Although most developers of autonomous vehicles use lidar for navigation, Musk does not think lidar is necessary.

"Lidar is lame" Musk said today, referring to the laser technology that most competitors are using to develop self-driving cars. Musk explained that humans drive with vision only, so Tesla designed their autonomous driving hardware to do the same—using advanced computer vision and deep neural networks.

The chip will process data from eight vision cameras, 12 ultrasonic sensors and radar on the vehicle combined with a neural network. Bannon said the neural network's primary function is visual recognition.

Tesla CEO Elon Musk said that all Tesla vehicles being produced now have the chip and Tesla is about halfway through the design process for its next generation chip, which Musk estimated would be about three times better than the current system.

Tesla has been working on a self-driving chip since 2016 and previously used hardware from Nvidia.

Unlike Nvidia's DRIVE hardware, Musk said that Tesla's self-driving computer fits behind the glovebox, "it does not take up half of your trunk."

Musk said that Tesla will offer retrofits to current Tesla owners who purchased the optional $5,000 "full self-driving" package in the next few months.
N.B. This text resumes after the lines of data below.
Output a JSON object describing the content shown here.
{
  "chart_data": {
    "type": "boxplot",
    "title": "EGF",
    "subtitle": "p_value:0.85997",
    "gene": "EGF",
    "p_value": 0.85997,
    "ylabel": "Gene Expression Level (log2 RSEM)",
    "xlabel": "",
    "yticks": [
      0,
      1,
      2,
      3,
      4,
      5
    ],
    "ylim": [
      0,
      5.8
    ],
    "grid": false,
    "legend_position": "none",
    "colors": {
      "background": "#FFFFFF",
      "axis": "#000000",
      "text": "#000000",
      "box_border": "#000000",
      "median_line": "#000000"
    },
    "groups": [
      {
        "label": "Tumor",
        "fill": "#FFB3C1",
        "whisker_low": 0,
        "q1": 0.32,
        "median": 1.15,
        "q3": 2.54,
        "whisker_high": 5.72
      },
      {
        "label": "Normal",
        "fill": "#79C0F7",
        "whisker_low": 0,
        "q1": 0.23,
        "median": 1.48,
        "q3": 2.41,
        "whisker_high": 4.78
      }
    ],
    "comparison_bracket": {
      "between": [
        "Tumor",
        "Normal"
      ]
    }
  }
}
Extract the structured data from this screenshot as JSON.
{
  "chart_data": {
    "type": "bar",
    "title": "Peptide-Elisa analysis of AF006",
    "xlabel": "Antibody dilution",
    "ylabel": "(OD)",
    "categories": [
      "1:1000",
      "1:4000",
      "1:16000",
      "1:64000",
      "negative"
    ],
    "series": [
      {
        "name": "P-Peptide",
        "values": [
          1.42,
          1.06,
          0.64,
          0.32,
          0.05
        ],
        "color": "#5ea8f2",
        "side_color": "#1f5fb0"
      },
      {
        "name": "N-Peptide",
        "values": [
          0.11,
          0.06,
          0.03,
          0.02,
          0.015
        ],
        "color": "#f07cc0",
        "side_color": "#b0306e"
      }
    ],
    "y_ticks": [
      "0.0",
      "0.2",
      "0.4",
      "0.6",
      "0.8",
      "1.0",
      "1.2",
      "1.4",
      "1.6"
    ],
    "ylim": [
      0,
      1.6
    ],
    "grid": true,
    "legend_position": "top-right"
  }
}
Later this year, the system will be able to recognize traffic lights and stop signs, and perform automatic driving on city streets, according to Tesla's website.

When asked by an analyst just how much money Tesla is spending to develop its Autopilot autonomous driving system, Musk said "It's basically our entire expense structure." without provided an exact figure.

Today's event comes just two days before the electric automaker reports its Q1 earnings. Tesla is expected to announce a quarterly loss on declining deliveries of the Model 3 sedan, the automaker's first mass market electric car.